To:
Keith Moore <moore@cs.utk.edu>
Cc:
keydist@cafax.se
From:
Simon Josefsson <simon+keydist@josefsson.org>
Date:
Wed, 12 Jun 2002 20:31:05 +0200
In-Reply-To:
<B92CD60F.CA06%david.conrad@nominum.com> (David Conrad'smessage of "Wed, 12 Jun 2002 10:42:23 -0700")
Sender:
owner-keydist@cafax.se
User-Agent:
Gnus/5.090007 (Oort Gnus v0.07) Emacs/21.2.90(i686-pc-linux-gnu)
Subject:
Re: Global PKI on DNS?
David Conrad <david.conrad@nominum.com> writes: > Keith, > > On 6/11/02 9:36 PM, "Keith Moore" <moore@cs.utk.edu> wrote: >> okay, first the fact that DNS RRs aren't very extensible, > > CERT RRs are implemented in recent versions of all DNS servers I'm aware of. > >> so if you want to cram something new that doesn't quite fit then you have >> an upgrade problem. > > Older versions of BIND do have difficulties with RR types they don't > understand. However, older versions of BIND also have difficulties keeping > user supplied data within buffers, so perhaps upgrading to current versions > would be a good idea in any case. New versions of BIND and most other DNS > servers I'm aware of, allow for "unknown" RRs. Furthermore, the "upgrade" "problem" only affects those people that wants to use certificates in DNS, thus it is not a "problem" them (or anyone else).

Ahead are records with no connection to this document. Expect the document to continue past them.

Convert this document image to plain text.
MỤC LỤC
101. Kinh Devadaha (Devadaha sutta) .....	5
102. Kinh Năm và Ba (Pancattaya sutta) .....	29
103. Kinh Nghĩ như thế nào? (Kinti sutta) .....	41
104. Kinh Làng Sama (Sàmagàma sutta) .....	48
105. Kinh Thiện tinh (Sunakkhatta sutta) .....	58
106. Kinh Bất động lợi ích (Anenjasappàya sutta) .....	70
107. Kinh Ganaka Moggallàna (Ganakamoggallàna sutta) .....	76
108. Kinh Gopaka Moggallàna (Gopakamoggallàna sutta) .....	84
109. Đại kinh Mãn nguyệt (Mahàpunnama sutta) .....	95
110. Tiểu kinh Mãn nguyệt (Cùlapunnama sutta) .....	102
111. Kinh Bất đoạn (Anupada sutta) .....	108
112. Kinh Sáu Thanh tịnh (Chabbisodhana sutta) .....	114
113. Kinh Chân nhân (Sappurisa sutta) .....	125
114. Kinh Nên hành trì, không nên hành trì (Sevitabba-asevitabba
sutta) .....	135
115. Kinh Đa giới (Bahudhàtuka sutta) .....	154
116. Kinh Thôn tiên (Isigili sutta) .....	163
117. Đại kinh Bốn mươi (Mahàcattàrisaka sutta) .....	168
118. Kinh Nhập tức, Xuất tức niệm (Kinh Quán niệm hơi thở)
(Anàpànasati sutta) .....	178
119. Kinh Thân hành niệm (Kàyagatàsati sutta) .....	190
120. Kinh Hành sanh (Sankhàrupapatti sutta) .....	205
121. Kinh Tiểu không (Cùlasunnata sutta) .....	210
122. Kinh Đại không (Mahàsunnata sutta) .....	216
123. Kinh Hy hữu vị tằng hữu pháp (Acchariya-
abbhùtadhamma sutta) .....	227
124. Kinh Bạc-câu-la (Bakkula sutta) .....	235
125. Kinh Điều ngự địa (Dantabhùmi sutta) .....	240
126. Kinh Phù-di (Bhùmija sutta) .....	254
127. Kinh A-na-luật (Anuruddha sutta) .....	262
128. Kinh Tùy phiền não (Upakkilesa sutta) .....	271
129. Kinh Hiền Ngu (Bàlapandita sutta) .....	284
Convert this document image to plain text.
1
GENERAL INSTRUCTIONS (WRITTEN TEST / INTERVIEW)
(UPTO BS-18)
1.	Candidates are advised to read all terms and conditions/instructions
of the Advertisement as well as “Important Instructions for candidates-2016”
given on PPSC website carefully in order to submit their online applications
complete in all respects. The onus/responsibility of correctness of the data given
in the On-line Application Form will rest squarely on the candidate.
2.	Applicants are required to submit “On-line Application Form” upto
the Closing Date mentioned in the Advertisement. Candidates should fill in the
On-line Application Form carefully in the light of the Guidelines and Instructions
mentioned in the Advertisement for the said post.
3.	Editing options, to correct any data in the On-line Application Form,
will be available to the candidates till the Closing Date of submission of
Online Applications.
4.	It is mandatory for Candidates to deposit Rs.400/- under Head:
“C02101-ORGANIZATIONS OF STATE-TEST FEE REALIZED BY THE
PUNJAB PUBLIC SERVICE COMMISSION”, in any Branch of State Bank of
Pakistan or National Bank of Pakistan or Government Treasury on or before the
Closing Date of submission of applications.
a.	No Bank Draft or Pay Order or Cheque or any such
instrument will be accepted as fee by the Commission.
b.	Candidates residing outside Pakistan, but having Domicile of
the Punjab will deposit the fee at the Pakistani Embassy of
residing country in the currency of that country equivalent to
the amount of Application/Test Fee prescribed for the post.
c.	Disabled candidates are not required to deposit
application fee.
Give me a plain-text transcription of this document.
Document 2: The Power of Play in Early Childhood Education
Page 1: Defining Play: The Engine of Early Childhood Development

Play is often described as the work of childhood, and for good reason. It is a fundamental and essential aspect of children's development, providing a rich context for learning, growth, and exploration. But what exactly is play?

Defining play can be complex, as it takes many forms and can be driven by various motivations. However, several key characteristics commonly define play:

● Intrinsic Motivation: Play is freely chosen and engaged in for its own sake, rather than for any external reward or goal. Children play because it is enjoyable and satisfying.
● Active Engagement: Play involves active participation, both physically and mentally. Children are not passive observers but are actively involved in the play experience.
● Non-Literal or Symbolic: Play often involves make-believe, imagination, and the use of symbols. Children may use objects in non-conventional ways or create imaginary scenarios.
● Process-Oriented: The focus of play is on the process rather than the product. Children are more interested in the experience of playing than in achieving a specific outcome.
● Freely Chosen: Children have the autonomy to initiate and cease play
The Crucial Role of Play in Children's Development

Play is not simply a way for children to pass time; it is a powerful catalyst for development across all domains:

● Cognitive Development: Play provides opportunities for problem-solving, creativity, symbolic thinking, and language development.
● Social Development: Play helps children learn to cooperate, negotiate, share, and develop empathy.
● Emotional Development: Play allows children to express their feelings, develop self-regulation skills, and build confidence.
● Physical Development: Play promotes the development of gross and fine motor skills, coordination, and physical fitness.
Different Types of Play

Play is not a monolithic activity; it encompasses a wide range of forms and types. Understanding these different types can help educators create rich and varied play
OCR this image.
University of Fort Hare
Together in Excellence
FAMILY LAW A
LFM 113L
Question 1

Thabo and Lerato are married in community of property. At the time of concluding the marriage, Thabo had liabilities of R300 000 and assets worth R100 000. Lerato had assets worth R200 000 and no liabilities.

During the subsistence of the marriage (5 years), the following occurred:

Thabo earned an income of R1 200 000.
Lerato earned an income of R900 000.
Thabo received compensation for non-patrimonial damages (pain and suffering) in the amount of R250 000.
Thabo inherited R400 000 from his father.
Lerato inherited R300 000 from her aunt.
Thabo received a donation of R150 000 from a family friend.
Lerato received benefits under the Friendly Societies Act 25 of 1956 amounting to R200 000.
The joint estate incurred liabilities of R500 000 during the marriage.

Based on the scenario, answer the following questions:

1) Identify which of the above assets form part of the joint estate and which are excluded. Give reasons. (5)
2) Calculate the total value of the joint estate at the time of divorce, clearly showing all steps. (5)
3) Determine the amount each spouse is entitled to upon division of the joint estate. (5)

If you don't want to use CERT RRs you don't need to upgrade your DNS server! If you want to use CERT RRs you need to upgrade your DNS server! I find it truly amazing that those two statements could possibly be perceived as a design problem. It is what most people expect when they bring in a new feature.